La problématique des annonceurs

Pour Paola Audrey Ndengue, fondatrice du magazine de mode Fashizblack et directrice de communication de la plateforme Afrikrea, la création d’un Vogue Africa est, d’un point de vue économique, prématurée, même si la création africaine est largement au rendez-vous. « Il faut prendre en compte le business model de Vogue. Ce magazine n’existe pas sans ses annonceurs qui, pour la grande majorité, sont de grandes marques de luxe. Et pour le moment, ces grandes marques de luxe ne sont présentes sur le continent qu’au Maghreb et en Afrique du Sud », explique la jeune femme, basée à Abidjan, où elle est également consultante dans le domaine du lifestyle.

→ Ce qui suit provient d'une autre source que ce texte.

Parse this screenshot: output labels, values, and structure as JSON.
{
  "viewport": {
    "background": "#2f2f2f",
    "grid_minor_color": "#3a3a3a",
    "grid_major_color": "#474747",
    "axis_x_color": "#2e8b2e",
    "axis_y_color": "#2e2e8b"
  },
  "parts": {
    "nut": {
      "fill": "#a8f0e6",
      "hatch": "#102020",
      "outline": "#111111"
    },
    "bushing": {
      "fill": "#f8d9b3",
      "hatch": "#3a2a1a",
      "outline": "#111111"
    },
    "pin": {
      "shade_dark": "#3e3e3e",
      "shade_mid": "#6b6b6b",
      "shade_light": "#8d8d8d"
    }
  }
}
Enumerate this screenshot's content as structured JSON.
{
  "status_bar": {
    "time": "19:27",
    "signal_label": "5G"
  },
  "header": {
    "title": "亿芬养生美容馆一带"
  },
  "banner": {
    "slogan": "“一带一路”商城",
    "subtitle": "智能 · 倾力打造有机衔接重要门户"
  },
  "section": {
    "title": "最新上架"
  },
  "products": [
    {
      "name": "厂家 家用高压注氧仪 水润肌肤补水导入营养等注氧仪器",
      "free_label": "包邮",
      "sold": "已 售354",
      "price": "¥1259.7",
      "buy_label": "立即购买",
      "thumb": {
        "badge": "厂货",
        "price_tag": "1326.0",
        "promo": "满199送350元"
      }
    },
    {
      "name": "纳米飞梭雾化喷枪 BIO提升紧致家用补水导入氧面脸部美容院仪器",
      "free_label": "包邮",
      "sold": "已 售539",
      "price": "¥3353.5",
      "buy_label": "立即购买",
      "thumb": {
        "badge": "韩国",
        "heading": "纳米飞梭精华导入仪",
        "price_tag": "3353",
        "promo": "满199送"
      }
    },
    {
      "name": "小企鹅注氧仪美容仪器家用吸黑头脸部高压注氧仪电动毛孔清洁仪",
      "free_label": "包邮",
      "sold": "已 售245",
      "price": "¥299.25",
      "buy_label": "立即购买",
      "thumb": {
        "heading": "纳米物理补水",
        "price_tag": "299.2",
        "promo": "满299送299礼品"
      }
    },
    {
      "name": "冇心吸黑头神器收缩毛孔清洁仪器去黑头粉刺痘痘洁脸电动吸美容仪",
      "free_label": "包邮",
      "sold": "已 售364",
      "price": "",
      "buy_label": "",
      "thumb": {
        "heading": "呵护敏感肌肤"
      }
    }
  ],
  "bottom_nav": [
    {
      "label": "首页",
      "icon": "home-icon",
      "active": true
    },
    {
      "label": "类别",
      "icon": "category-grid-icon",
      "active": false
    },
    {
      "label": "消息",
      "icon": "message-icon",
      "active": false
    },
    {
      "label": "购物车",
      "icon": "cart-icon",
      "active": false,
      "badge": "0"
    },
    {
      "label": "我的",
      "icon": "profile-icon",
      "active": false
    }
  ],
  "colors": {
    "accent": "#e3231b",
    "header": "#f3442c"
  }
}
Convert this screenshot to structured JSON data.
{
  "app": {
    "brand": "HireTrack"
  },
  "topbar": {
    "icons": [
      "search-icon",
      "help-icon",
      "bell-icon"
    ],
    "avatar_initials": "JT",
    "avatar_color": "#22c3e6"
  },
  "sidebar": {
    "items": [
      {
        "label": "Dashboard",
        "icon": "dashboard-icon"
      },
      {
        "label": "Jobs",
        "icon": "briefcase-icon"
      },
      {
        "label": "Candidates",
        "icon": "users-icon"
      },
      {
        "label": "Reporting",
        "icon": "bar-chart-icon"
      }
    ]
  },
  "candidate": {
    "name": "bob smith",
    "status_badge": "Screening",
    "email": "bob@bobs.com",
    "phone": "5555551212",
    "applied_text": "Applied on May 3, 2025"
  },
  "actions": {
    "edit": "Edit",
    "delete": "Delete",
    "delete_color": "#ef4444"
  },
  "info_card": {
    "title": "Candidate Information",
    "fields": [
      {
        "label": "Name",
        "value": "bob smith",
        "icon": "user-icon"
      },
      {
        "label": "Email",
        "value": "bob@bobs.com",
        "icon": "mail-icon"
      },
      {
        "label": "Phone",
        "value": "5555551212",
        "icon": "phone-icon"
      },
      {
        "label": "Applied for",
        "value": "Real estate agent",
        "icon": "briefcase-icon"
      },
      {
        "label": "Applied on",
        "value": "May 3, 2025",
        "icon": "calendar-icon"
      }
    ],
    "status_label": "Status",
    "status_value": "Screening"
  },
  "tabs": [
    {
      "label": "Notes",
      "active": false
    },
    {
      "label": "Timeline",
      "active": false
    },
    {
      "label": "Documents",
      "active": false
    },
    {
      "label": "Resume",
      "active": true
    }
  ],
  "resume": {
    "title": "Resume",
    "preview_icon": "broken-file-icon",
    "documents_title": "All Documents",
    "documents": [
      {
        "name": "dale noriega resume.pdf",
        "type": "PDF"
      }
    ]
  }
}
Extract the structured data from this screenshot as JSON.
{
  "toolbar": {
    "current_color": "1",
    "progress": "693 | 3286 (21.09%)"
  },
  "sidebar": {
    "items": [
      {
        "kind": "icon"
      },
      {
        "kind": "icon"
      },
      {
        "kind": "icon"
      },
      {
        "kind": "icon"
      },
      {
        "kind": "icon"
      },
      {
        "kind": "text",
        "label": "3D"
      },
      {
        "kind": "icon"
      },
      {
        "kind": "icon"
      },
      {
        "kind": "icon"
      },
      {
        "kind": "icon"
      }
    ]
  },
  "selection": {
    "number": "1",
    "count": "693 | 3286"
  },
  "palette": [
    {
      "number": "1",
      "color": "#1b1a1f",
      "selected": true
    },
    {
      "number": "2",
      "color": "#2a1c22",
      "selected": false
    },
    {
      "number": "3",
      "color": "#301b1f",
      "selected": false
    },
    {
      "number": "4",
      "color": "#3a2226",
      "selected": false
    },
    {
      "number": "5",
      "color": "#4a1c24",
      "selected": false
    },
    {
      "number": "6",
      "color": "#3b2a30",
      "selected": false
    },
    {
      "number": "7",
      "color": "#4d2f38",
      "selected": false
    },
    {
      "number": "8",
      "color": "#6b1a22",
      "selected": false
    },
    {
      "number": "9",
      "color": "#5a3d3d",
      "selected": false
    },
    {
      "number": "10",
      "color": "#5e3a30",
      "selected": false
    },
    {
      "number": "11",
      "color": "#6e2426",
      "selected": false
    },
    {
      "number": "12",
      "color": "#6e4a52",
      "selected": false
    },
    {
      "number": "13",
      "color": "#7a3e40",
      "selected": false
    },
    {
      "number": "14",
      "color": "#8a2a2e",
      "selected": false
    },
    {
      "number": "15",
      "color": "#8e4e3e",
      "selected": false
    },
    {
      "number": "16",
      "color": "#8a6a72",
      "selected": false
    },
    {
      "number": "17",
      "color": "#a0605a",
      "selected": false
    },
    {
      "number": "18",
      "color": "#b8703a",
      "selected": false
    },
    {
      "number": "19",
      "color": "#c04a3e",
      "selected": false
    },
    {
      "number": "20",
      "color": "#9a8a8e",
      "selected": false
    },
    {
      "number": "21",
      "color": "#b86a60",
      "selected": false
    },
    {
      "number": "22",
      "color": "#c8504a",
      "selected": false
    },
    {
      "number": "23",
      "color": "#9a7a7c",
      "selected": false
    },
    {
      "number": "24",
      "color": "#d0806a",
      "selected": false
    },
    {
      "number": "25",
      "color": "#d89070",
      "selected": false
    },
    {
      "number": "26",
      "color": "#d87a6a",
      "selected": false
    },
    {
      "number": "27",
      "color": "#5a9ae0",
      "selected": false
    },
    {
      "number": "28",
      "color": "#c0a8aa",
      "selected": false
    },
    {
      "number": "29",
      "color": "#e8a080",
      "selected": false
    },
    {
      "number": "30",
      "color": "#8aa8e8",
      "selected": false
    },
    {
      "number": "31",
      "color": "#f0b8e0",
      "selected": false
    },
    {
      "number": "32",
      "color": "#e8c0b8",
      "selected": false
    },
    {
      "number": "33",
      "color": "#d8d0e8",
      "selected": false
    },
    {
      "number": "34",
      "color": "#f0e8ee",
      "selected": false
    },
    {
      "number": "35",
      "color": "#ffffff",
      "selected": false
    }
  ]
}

Il y a très peu de chance que Vogue se lance dans une aventure africaine si les annonceurs traditionnels ne suivent pas », analyse Paola Audrey Ndengue « En Afrique, le marché du luxe reste un marché de niche. Tant que les marques de luxe ne se seront pas franchement installées en Afrique subsaharienne, il y a très peu de chance que Vogue se lance dans une aventure africaine. Ceci dit, je suis quand même étonnée qu’il n’existe toujours pas de version sud-africaine de Vogue, dans la mesure où le marché du luxe y est mature et bien réel. »  Et que dire des magazines de mode africain existants… « Ne vaut-il pas mieux aider ceux qui sont déjà là ? », s’interroge Paola Audrey Ndengue, avant de faire part de son incertitude quant à l’enrichissement des marques locales africaines grâce à Vogue. Le débat est donc posé. Mais, pour le moment, l’éditeur des 23 versions de Vogue, le groupe américain de presse Condé Nast, n’y a pas encore pris part.